In vitro NudC cleavage assays were performed in 25 mM Tris-HCl pH 7.5, 50 mM NaCl, 50 mM KCl, 10 mM MgCl₂, 1 mM DTT, using 0.5 µM site-specifically radiolabeled 5’-NAD-RNAI and 1 nM NudC / NudC E178Q, purified as described.⁴ Cleavage reactions were performed in the presence of 0.1 U/µl FastAP thermosensitive alkaline phosphatase (Thermo Scientific) in order to remove the ³²P-phosphate that became accessible only after cleavage of the NAD pyrophosphate bond by NudC. pH dependency of NudC was tested in different buffers: buffer pH 6 (125 mM Bis-Tris-methane pH 6, 250 mM NaCl, 250 mM KCl, 50 mM MgCl₂), buffer pH 6.5 (125 mM Bis-Tris-methane (6.5), 250 mM NaCl, 250 mM KCl, 50 mM MgCl₂), buffer pH 7 (125 mM Tris-HCl pH 7, 250 mM NaCl, 250 mM KCl, 50 mM MgCl₂), buffer pH 7.5 (125 mM Tris-HCl pH 7.5, 250 mM NaCl, 250 mM KCl, 50 mM MgCl₂), buffer pH 8 (125 mM Tris-HCl pH 8, 250 mM NaCl, 250 mM KCl, 50 mM MgCl₂), buffer pH 8.5 (125 mM Bis-Tris-propane pH 8.5, 250 mM NaCl, 250 mM KCl, 50 mM MgCl₂), buffer pH 9 (125 mM Bis-Tris-propane pH 9, 250 mM NaCl, 250 mM KCl, 50 mM MgCl₂).

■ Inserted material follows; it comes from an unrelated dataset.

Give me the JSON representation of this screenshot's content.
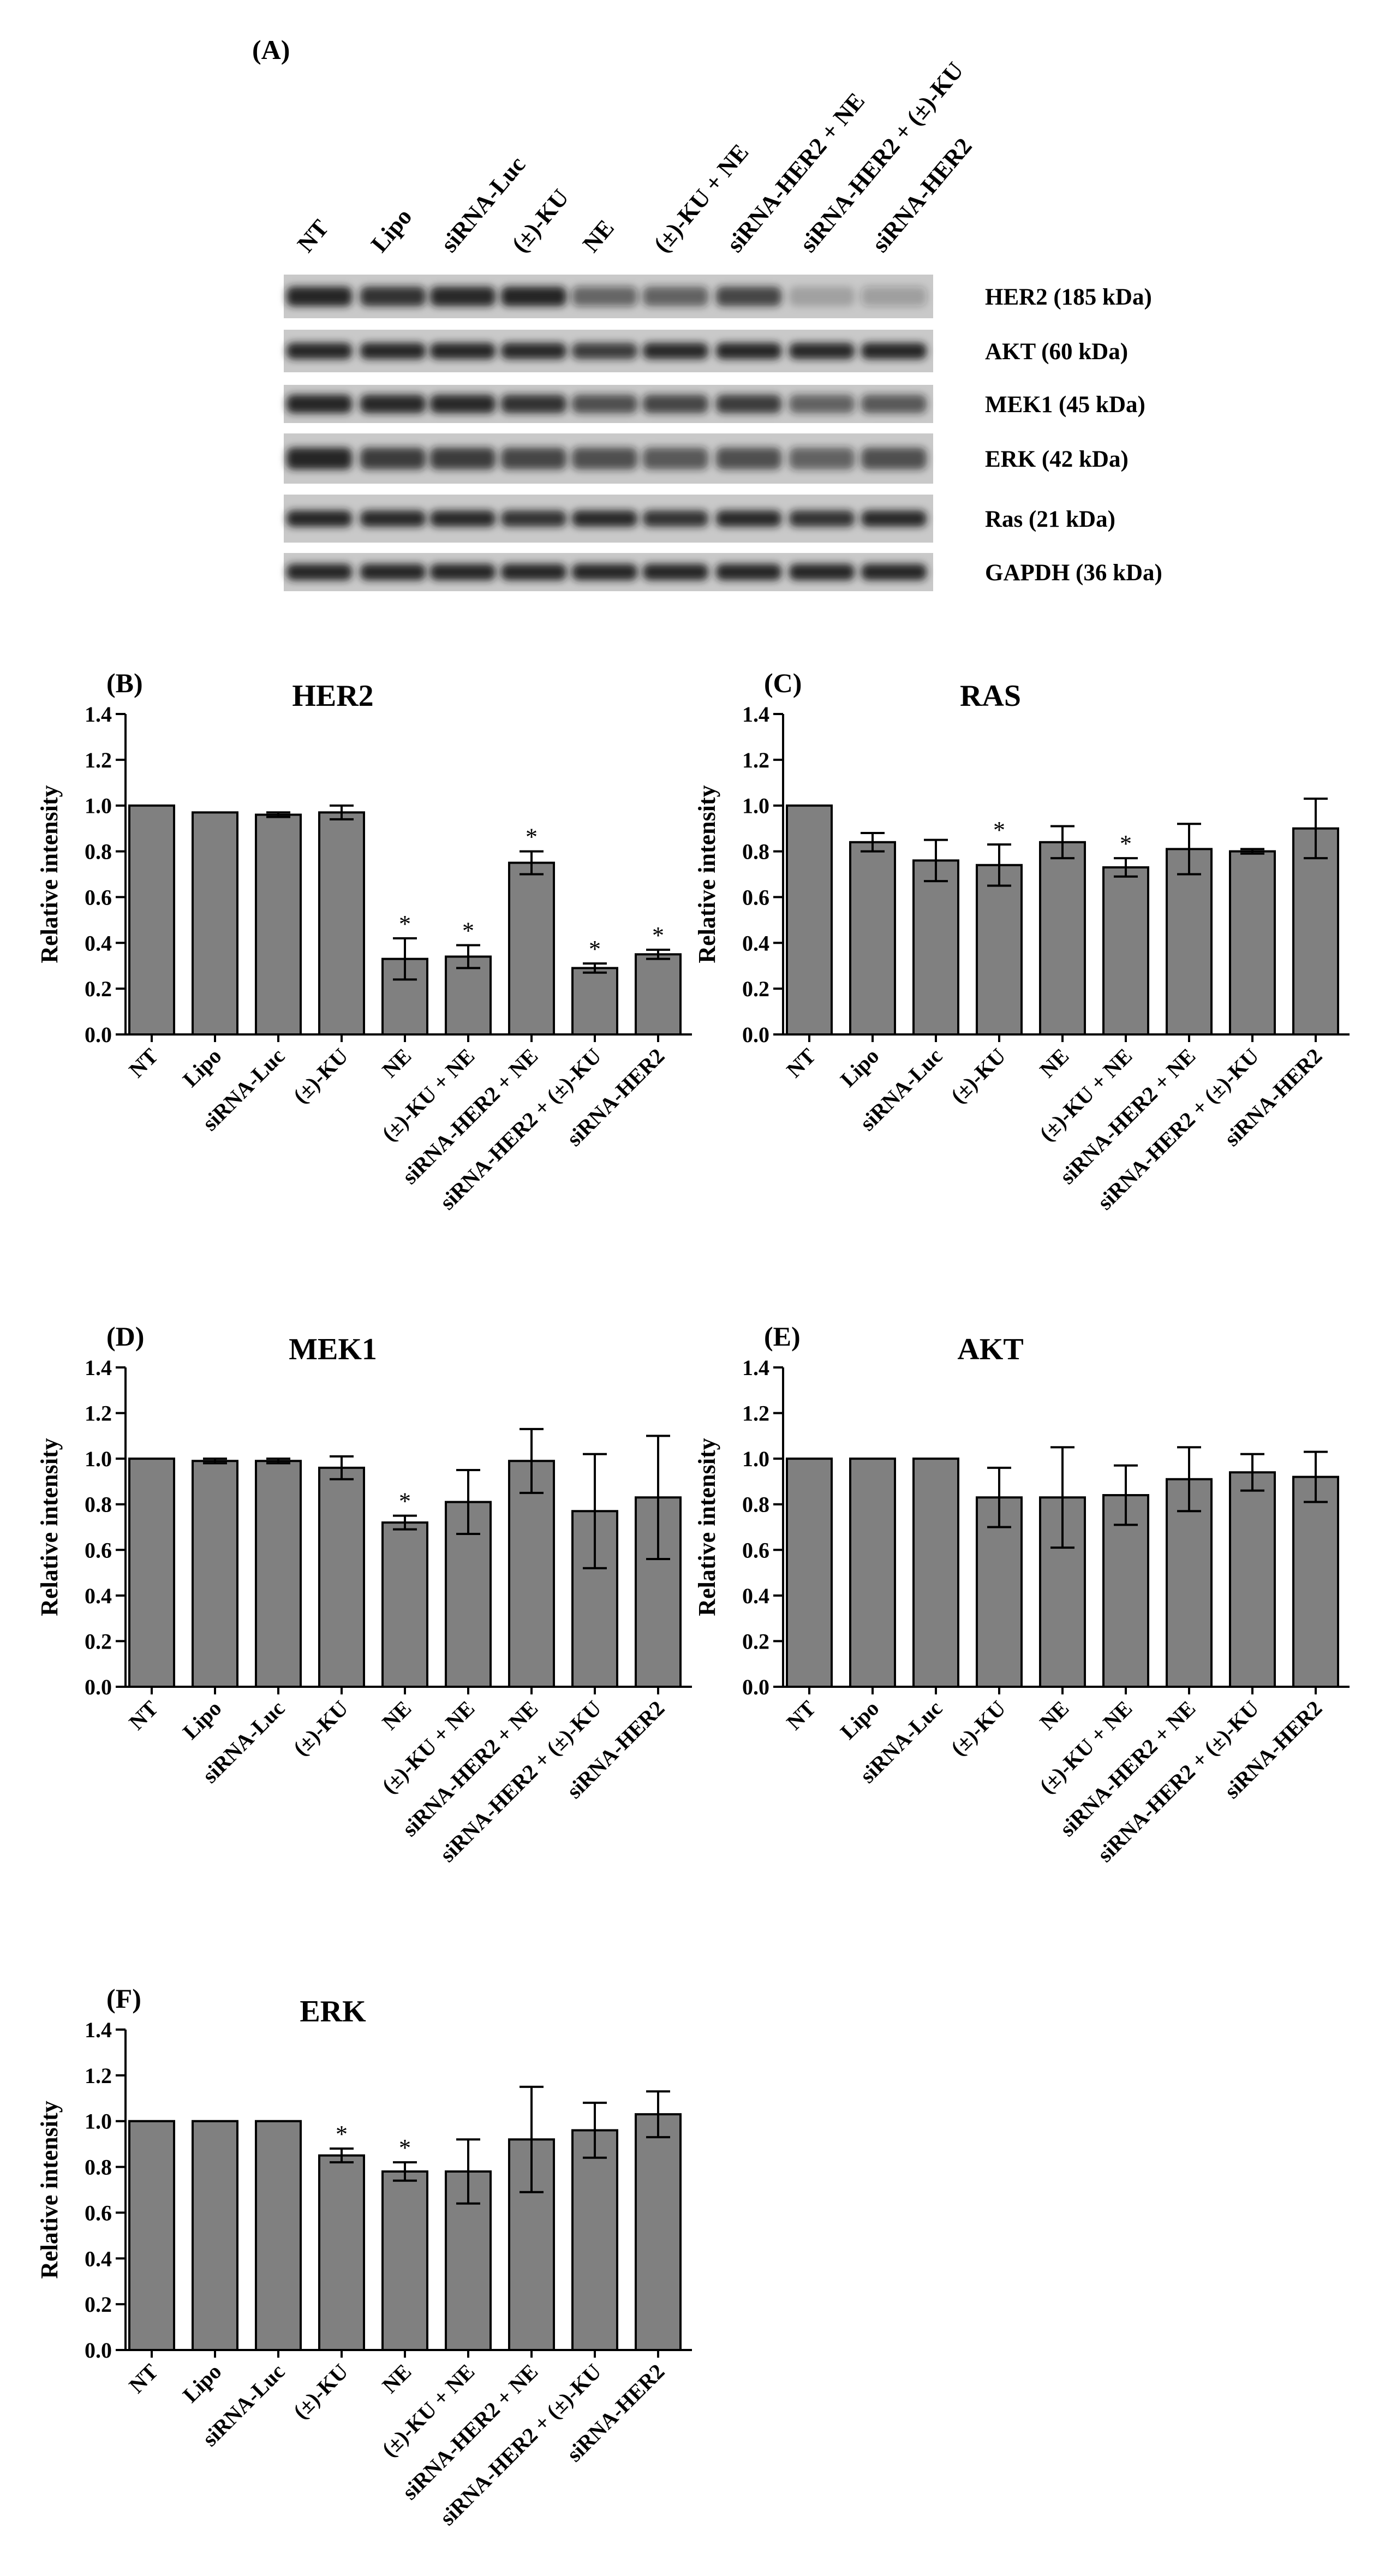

Activity determination of NudE on NAD-RNA was performed exactly as for NudC, replacing NudC by the double amount of NudE.

Activity determination of NudC and NudE by thin layer chromatography

Hydrolysis of radioactively labelled NAD (³²P, Perkin Elmer) by NudE or NudC was analyzed by TLC using 4:6 1 M ammonium acetate pH 5.0 : ethanol as mobile phase. Enzymatic reactions were stopped by freezing the samples at −20 °C. 1 µL samples were loaded onto TLC Silica Gel 60 F254 plates and run for approximately 6 h. Substrate hydrolysis was visualized using storage phosphor screens (GE Healthcare) and a Typhoon 9400 imager (GE Healthcare).